I'm trying to understand the space $L^2(\Bbb{T},m)$ or $L^2(\Bbb{T},\frac{d \theta}{2 \pi})$, where $\Bbb{T}$ is the unit circle and $m$ is the normalized Lebesgue measure; and the I'm trying to understand the Bilateral shift on this space. Specifically, I am trying to understand them as they are presented in the papers paper#1 and paper#2
From my understanding,
$$L^2 (\Bbb{T},m) = \{f : \Bbb{T} \to \Bbb{C} \mid f \text{ is measurable and } \int_{\Bbb{T}} |f|^2 dm < \infty \},$$
and $L^2(\Bbb{T},\frac{d \theta}{2 \pi})$ equals the same thing but with $dm$ replaced by $\frac{d \theta}{2 \pi}$. Yet in paper#1 it is claimed that $\{w^n \mid n \in \Bbb{Z}, |w| = 1 \}$ is an orthonormal basis for $L^2(\Bbb{T},m)$ (see example 3). But how can that be? The set just consists of complex numbers, not functions.
Also, it seems like $\Bbb{T}$ is being identified with $[0,2 \pi]$, where $0$ and $2 \pi$ are being glued together; and integration is being defined in terms of this identification...but I'm not entirely sure...This doesn't synch up with paper#2, where the bilateral shift is defined (see page 8). It is that operator which multiplies functions on the left by $e^{i \theta}$ for some $\theta$. I'm having trouble understanding how $\Bbb{T}$, $L^2(\Bbb{T},m)$ (and $L^2(\Bbb{T}, \frac{d \theta}{2 \pi})$, and the Bilateral shift are defined; and how all of these perspectives/pictures synch up.
It seems like the authors are being sloppy with notation and not entirely rigorous. Is there anyway to put these ideas on a firmer foundation?
When they write $$\tag1 \{w^n:\ n\in\mathbb Z,\ |w|=1\} $$ and say it is an orthonormal basis, that's clearly a typo. If you consider the Lebesgue measure on the unit circle, normalized (that is, divided by $2\pi$ so that the measure of the circle is $1$), then the canonical orthonormal basis is $\{w^n\}_n$, where $w:\mathbb T\to\mathbb T$ is the identity function $w(z)=z$. So we can write the canonical orthonormal basis as $$\tag2 \{w^n:\ n\in\mathbb Z\}. $$ If I had to speculate, the typo comes from writing $\mathbb T$ as in $(1)$ (note that it would be coherent if you change the period for an equal sign), and this got mixed into the next sentence, where something like $(2)$ was wanted.

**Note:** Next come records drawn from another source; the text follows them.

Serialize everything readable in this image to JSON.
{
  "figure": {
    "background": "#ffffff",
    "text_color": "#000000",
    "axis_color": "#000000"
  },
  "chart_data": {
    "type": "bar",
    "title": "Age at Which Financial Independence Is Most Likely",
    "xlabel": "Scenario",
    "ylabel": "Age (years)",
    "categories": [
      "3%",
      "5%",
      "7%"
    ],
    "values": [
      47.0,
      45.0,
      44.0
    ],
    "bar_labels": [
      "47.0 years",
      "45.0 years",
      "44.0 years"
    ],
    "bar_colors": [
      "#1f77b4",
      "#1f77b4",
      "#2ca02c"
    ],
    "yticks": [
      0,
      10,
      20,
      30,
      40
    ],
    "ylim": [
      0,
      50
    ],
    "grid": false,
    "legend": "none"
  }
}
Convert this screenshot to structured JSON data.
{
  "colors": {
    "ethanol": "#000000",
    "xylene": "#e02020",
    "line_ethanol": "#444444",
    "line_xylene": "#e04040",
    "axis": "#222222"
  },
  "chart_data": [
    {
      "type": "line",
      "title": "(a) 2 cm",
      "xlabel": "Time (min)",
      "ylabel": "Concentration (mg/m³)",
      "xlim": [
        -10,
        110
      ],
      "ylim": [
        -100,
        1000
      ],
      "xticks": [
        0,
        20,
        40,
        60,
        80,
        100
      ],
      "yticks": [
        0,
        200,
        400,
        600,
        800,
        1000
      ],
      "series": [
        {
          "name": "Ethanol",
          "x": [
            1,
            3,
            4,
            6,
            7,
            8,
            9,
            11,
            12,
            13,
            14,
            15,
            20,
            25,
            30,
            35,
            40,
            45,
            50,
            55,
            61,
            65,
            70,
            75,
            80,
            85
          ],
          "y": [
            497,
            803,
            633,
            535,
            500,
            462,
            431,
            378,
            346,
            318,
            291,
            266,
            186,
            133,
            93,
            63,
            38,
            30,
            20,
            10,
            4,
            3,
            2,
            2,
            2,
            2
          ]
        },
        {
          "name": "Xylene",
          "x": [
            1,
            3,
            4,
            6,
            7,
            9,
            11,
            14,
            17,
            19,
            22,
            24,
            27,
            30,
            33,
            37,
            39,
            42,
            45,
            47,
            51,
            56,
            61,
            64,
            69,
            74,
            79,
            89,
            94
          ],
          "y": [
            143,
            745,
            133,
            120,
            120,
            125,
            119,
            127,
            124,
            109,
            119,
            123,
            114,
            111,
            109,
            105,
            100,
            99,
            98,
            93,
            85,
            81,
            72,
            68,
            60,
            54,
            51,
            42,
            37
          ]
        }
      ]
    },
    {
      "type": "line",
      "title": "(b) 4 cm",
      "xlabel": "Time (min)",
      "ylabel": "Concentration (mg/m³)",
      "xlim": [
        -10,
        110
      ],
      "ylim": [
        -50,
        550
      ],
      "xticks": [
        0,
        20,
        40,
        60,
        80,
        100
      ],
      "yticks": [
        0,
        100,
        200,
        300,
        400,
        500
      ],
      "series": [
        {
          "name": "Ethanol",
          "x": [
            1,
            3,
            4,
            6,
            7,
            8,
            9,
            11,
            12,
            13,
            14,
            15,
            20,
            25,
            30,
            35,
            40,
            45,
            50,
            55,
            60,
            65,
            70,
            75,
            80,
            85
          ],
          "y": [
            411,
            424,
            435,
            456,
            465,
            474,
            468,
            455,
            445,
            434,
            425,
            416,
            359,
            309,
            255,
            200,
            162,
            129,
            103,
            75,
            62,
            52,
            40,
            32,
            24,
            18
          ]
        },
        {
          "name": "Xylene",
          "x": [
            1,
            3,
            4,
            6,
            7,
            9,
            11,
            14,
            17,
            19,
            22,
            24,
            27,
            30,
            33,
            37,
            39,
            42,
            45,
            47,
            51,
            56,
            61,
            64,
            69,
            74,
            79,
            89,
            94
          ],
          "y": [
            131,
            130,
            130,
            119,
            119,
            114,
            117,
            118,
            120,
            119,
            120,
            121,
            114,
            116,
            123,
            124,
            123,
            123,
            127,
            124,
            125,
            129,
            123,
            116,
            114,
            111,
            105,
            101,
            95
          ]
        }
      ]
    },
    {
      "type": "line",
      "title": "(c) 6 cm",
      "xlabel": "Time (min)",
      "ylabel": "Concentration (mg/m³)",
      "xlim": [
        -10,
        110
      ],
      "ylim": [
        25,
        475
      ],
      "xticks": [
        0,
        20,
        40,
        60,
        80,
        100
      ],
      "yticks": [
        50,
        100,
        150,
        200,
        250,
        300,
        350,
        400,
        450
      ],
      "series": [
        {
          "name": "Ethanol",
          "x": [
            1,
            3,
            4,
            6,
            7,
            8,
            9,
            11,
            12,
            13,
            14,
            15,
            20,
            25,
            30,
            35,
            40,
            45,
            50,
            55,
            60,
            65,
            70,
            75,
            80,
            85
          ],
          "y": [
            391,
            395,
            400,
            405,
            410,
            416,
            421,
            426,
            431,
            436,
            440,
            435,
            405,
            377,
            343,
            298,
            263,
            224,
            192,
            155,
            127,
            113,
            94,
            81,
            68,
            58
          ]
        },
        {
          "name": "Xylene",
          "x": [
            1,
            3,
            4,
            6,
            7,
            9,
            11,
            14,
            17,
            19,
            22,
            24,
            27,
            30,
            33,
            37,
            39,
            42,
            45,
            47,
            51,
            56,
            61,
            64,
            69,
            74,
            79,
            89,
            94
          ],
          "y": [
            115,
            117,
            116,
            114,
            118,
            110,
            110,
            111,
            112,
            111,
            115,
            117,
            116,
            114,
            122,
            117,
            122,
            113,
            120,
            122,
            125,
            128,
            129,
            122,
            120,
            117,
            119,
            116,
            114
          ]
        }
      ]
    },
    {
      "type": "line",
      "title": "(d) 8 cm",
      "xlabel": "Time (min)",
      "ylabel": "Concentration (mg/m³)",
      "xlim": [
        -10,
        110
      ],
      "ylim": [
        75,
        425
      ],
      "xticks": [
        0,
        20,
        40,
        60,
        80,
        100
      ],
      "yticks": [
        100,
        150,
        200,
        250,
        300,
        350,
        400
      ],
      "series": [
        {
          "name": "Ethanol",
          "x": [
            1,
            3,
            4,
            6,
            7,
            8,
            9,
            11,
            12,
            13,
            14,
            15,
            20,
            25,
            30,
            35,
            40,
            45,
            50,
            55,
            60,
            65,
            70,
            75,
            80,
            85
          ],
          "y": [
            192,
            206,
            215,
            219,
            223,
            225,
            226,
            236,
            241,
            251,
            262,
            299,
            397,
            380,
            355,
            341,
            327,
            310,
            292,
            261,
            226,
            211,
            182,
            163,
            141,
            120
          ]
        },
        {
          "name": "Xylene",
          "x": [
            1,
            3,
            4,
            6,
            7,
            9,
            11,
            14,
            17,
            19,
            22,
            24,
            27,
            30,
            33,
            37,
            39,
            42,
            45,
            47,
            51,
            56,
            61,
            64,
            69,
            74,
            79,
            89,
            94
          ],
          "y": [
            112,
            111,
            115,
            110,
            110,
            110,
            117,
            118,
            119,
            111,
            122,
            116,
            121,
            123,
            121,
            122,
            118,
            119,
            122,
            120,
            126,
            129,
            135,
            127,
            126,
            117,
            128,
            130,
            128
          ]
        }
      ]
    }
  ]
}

In general, if you fix an orthonormal basis $\{e_n\}_{n\in\mathbb Z}$, the bilateral shift corresponding to that basis is the linear map $B$ induced by $e_n\to e_{n+1}$. Now, with the particular basis in $(2)$, the bilateral shift maps $w^n$ to $w^{n+1}$. If you evaluate at an arbitrary point $z=e^{i\theta}$, then $$ (Bw^n)(z)=(w^{n+1})(z)=e^{i(n+1)\theta}=e^{i\theta}\,e^{in\theta}=z\,w^n(z). $$ So the bilateral shift consists of multiplication by the identity function: the above computation is made on the elements of the basis, but it extends by linearity and continuity to all of $L^2(\mathbb T)$: so $(Bf)(z)=zf(z)$. When they say "multiplication by $e^{i\theta}$, then don't mean multiplication by a fixed complex number, but by the identity function.